The company meets that need in a number of ways. Its resource management group enters an industrial facility and can manage all the waste streams and byproducts for a fixed annual fee. “We focus on ‘Reduce, Reuse, Recycle,’ ” he said of the three R’s of the industry. “We work with the customer in partnership to reduce their costs over time through innovation, efficiency and continuous improvement.”

As a result of these efforts and approaches, EQ – The Environmental Quality Company has also become one of the top solvent recycling companies in North America.

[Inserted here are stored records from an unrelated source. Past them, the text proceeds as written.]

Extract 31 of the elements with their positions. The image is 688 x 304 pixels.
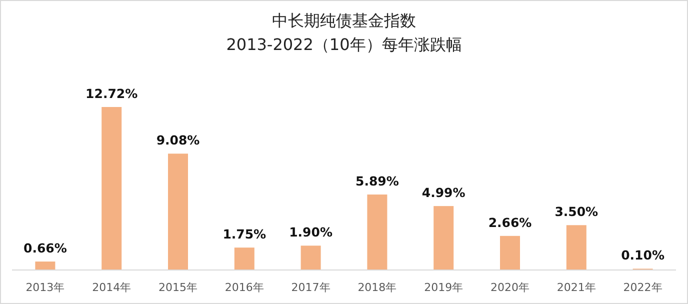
bar	[234, 248, 254, 270]
x-tick-label: 2013年	[26, 281, 65, 294]
bar	[168, 154, 188, 270]
data-label: 2.66%	[488, 214, 532, 230]
data-label: 9.08%	[156, 132, 200, 148]
data-label: 3.50%	[554, 204, 599, 220]
data-label: 5.89%	[356, 174, 400, 189]
bar	[566, 225, 586, 270]
x-tick-label: 2019年	[424, 281, 464, 294]
chart-title: 中长期纯债基金指数	[272, 11, 416, 30]
data-label: 1.75%	[222, 226, 267, 242]
bar	[434, 206, 454, 270]
x-tick-label: 2015年	[158, 281, 198, 294]
x-tick-label: 2016年	[224, 281, 264, 294]
data-label: 1.90%	[289, 224, 333, 240]
data-label: 4.99%	[422, 185, 466, 200]
x-tick-label: 2018年	[358, 281, 397, 294]
bar	[367, 194, 388, 270]
bar	[500, 236, 520, 270]
x-tick-label: 2020年	[490, 281, 530, 294]
x-tick-label: 2014年	[92, 281, 132, 294]
x-tick-label: 2022年	[623, 281, 662, 294]
bar	[35, 262, 56, 270]
bar	[300, 246, 321, 270]
data-label: 12.72%	[86, 86, 138, 101]
chart-subtitle: 2013-2022（10年）每年涨跌幅	[226, 35, 462, 54]
data-label: 0.66%	[24, 240, 68, 256]
x-tick-label: 2021年	[556, 281, 596, 294]
bar	[102, 107, 122, 270]
x-tick-label: 2017年	[291, 281, 330, 294]
data-label: 0.10%	[621, 248, 665, 263]
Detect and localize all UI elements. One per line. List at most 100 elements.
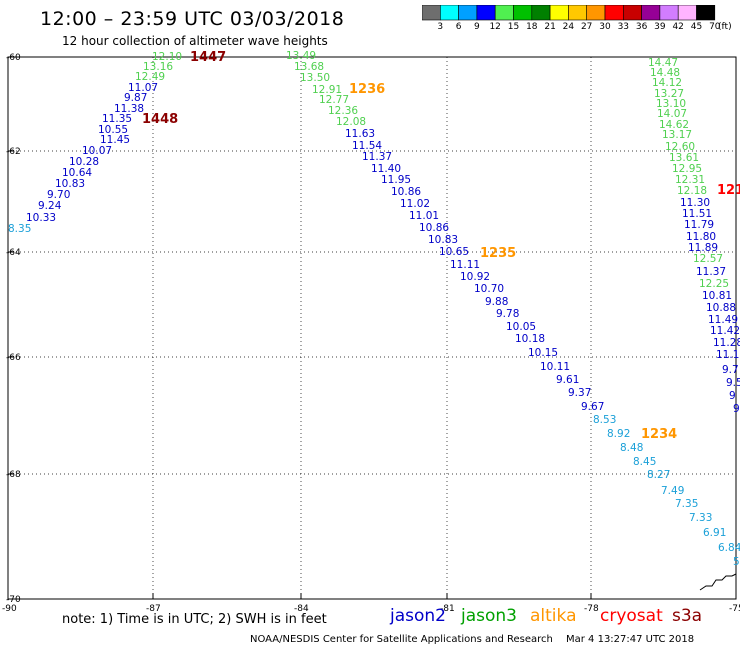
page-title: 12:00 – 23:59 UTC 03/03/2018 xyxy=(40,8,345,30)
wave-height-value: 11.1 xyxy=(716,349,739,361)
wave-height-value: 7.35 xyxy=(675,498,698,510)
wave-height-value: 7.49 xyxy=(661,485,684,497)
colorbar-tick-label: 9 xyxy=(474,22,480,32)
colorbar-tick-label: 33 xyxy=(617,22,630,32)
latitude-label: -62 xyxy=(6,147,21,157)
wave-height-value: 13.17 xyxy=(662,129,692,141)
wave-height-value: 10.83 xyxy=(428,234,458,246)
legend-item-s3a: s3a xyxy=(672,606,703,626)
latitude-label: -66 xyxy=(6,353,21,363)
wave-height-value: 9.61 xyxy=(556,374,579,386)
legend-item-cryosat: cryosat xyxy=(600,606,663,626)
wave-height-value: 11.79 xyxy=(684,219,714,231)
wave-height-value: 13.61 xyxy=(669,152,699,164)
colorbar-tick-label: 6 xyxy=(455,22,462,32)
wave-height-value: 10.33 xyxy=(26,212,56,224)
colorbar-tick-label: 70 xyxy=(709,22,721,32)
color-scale-bar xyxy=(422,5,716,21)
legend-item-altika: altika xyxy=(530,606,577,626)
map-frame xyxy=(7,56,737,600)
longitude-label: -75 xyxy=(729,604,740,614)
wave-height-value: 8.53 xyxy=(593,414,616,426)
wave-height-value: 14.48 xyxy=(650,67,680,79)
latitude-label: -68 xyxy=(6,470,21,480)
coastline xyxy=(699,573,737,591)
wave-height-value: 12.31 xyxy=(675,174,705,186)
wave-height-value: 12.95 xyxy=(672,163,702,175)
wave-height-value: 12.36 xyxy=(328,105,358,117)
wave-height-value: 10.05 xyxy=(506,321,536,333)
wave-height-value: 13.49 xyxy=(286,50,316,62)
wave-height-value: 9.5 xyxy=(726,377,740,389)
wave-height-value: 12.60 xyxy=(665,141,695,153)
wave-height-value: 12.77 xyxy=(319,94,349,106)
wave-height-value: 8.35 xyxy=(8,223,31,235)
legend-item-jason3: jason3 xyxy=(461,606,517,626)
wave-height-value: 12.57 xyxy=(693,253,723,265)
wave-height-value: 8.27 xyxy=(647,469,670,481)
wave-height-value: 11.30 xyxy=(680,197,710,209)
wave-height-value: 11.28 xyxy=(713,337,740,349)
wave-height-value: 5 xyxy=(733,556,740,568)
track-time-label: 1236 xyxy=(349,82,385,97)
wave-height-value: 12.10 xyxy=(152,51,182,63)
track-time-label: 1448 xyxy=(142,112,178,127)
wave-height-value: 10.11 xyxy=(540,361,570,373)
coastline-path xyxy=(699,573,737,591)
wave-height-value: 14.12 xyxy=(652,77,682,89)
longitude-label: -87 xyxy=(146,604,161,614)
wave-height-value: 13.16 xyxy=(143,61,173,73)
wave-height-value: 11.42 xyxy=(710,325,740,337)
colorbar-swatch xyxy=(696,5,716,21)
wave-height-value: 6.84 xyxy=(718,542,740,554)
color-scale-ticks: 3 6 9 12 15 18 21 24 27 30 33 36 39 42 45 70 (ft) xyxy=(422,22,740,34)
wave-height-value: 11.11 xyxy=(450,259,480,271)
wave-height-value: 11.89 xyxy=(688,242,718,254)
wave-height-value: 10.55 xyxy=(98,124,128,136)
longitude-label: -81 xyxy=(440,604,455,614)
wave-height-value: 13.27 xyxy=(654,88,684,100)
colorbar-tick-label: 18 xyxy=(526,22,538,32)
wave-height-value: 9.24 xyxy=(38,200,62,212)
wave-height-value: 11.63 xyxy=(345,128,375,140)
wave-height-value: 10.28 xyxy=(69,156,99,168)
wave-height-value: 10.70 xyxy=(474,283,504,295)
colorbar-tick-label: 21 xyxy=(544,22,556,32)
wave-height-value: 13.50 xyxy=(300,72,330,84)
wave-height-value: 12.91 xyxy=(312,84,342,96)
altimeter-tracks: 8.3510.339.249.7010.8310.6410.2810.0711.… xyxy=(8,50,740,568)
wave-height-value: 10.18 xyxy=(515,333,545,345)
longitude-label: -84 xyxy=(294,604,309,614)
wave-height-value: 7.33 xyxy=(689,512,712,524)
colorbar-tick-label: 39 xyxy=(654,22,666,32)
wave-height-value: 11.07 xyxy=(128,82,158,94)
wave-height-value: 11.38 xyxy=(114,103,144,115)
wave-height-value: 14.07 xyxy=(657,108,687,120)
wave-height-value: 13.68 xyxy=(294,61,324,73)
wave-height-value: 9.87 xyxy=(124,92,147,104)
track-time-label: 1234 xyxy=(641,427,677,442)
wave-height-value: 11.35 xyxy=(102,113,132,125)
colorbar-tick-label: 36 xyxy=(635,22,648,32)
track-time-label: 1235 xyxy=(480,246,516,261)
colorbar-tick-label: 3 xyxy=(437,22,444,32)
wave-height-value: 10.64 xyxy=(62,167,92,179)
wave-height-value: 10.86 xyxy=(391,186,421,198)
wave-height-value: 11.51 xyxy=(682,208,712,220)
wave-height-value: 9 xyxy=(733,403,740,415)
latitude-label: -70 xyxy=(6,595,21,605)
wave-height-value: 11.02 xyxy=(400,198,430,210)
wave-height-value: 10.92 xyxy=(460,271,490,283)
wave-height-value: 10.86 xyxy=(419,222,449,234)
timestamp-text: Mar 4 13:27:47 UTC 2018 xyxy=(566,634,695,645)
longitude-label: -78 xyxy=(584,604,599,614)
map-grid: -60 -62 -64 -66 -68 -70-90 -87 -84 -81 -78 -75 xyxy=(2,53,740,614)
wave-height-value: 11.49 xyxy=(708,314,738,326)
wave-height-value: 9.67 xyxy=(581,401,604,413)
wave-height-value: 10.83 xyxy=(55,178,85,190)
wave-height-value: 9 xyxy=(729,390,736,402)
colorbar-tick-label: 42 xyxy=(672,22,684,32)
wave-height-value: 11.01 xyxy=(409,210,439,222)
colorbar-tick-label: 30 xyxy=(599,22,611,32)
wave-height-value: 9.7 xyxy=(722,364,739,376)
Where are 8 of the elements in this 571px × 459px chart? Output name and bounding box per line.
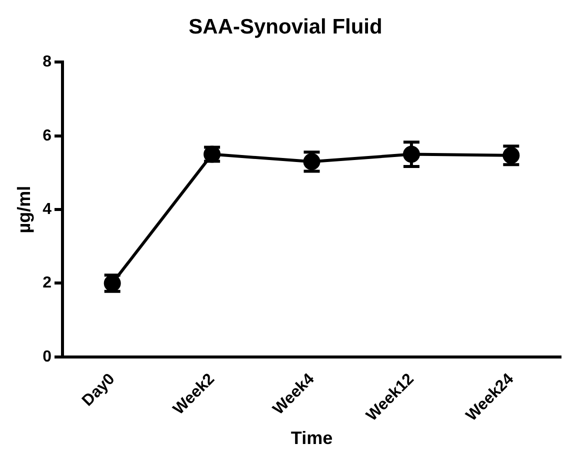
- x-axis-title: Time: [290, 428, 333, 448]
- y-tick-label: 8: [42, 54, 52, 71]
- y-axis-title: µg/ml: [14, 186, 34, 234]
- y-tick-label: 0: [42, 348, 52, 366]
- y-tick-label: 4: [42, 200, 52, 218]
- y-tick-label: 6: [42, 127, 52, 144]
- chart-title: SAA-Synovial Fluid: [188, 15, 382, 38]
- y-tick-label: 2: [42, 274, 52, 292]
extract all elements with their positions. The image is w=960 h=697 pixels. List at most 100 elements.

Customers include automakers, machine manufacturers and consumer products companies that produce toys and recreational equipment. “They all paint whatever they manufacture and often use multiple colors, running paint-purge solvents through their lines to clean in between color applications,” Gilbert says. “Traditionally those solvents, with high BTU values, were disposed by burning in an incinerator or cement kiln. We take that material and run it through a recycling process to remove physical and chemical contaminants. We get it back to a nearly pure product that can be reused instead of disposed. So it’s a very sustainable practice to use the solvent purge materials.”

He notes that customers want to continue to use solvent purge materials because they are more effective at cleaning paint lines than a water-based purge process. “We allow them to achieve maximum efficiency and save about 33 percent over the costs of buying virgin solvents.” Once again, economy and ecology go hand in hand.

“Anything that’s in widespread use and is greater than a pilot project must really support itself environmentally,” Gilbert suggests. “We just don’t have the closed or isolated markets that we had 30 years ago. Companies can’t afford to do things purely for environmental benefit, they are under too much economic pressure. They want to be green and do what’s right, but they also need to come up with solutions that make it financially feasible to meet regulatory requirements and be a steward of the environment.”